Visualization-enhanced under-oil open microfluidic system for in situ characterization of multi-phase chemical reactions

Under-oil open microfluidic system, utilizing liquid-liquid boundaries for confinements, offers inherent advantages including clogging-free flow channels, flexible access to samples, and adjustable gas permeation, making it well-suited for studying multi-phase chemical reactions that are challenging for closed microfluidics.

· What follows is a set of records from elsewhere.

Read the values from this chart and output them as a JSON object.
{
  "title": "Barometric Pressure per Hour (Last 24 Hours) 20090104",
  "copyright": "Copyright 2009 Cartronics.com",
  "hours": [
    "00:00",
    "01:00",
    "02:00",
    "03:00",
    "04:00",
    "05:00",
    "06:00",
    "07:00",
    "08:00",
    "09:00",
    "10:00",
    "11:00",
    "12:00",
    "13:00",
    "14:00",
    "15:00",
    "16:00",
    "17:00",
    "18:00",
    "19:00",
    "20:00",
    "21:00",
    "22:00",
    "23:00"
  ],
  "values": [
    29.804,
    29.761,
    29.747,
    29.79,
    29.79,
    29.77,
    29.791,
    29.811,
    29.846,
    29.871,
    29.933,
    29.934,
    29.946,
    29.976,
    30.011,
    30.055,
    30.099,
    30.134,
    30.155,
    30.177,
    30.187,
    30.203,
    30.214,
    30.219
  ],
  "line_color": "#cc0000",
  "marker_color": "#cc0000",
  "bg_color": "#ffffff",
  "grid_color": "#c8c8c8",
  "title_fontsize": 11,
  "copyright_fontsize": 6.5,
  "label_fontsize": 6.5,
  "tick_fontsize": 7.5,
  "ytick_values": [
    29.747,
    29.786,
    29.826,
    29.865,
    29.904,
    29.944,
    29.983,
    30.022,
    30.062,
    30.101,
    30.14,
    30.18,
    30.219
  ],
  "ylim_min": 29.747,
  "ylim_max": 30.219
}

However, reports on the novel system have primarily focused on device fabrication and functionality demonstrations within biology, leaving their application in broader chemical analysis underexplored. Here, we present a visualization-enhanced under-oil open microfluidic system for in situ characterization of multi-phase chemical reactions with Raman spectroscopy. The enhanced system utilizes a semi-transparent silicon (Si) nanolayer over the substrate to enhance visualization in both inverted and upright microscope setups while reducing Raman noise from the substrate. We validated the system’s chemical stability and capability to monitor gas evolution and gas-liquid reactions in situ. The enhanced under-oil open microfluidic system, integrating Raman spectroscopy, offers a robust open-microfluidic platform for label-free molecular sensing and real-time chemical/biochemical process monitoring in multi-phase systems. Under-oil open microfluidic systems have potential for studying multi-phase chemical reactions but have so far demonstrated largely only for biological applications. Here, the authors report the development of a system for in situ characterization of gas-liquid reactions by Raman spectroscopy.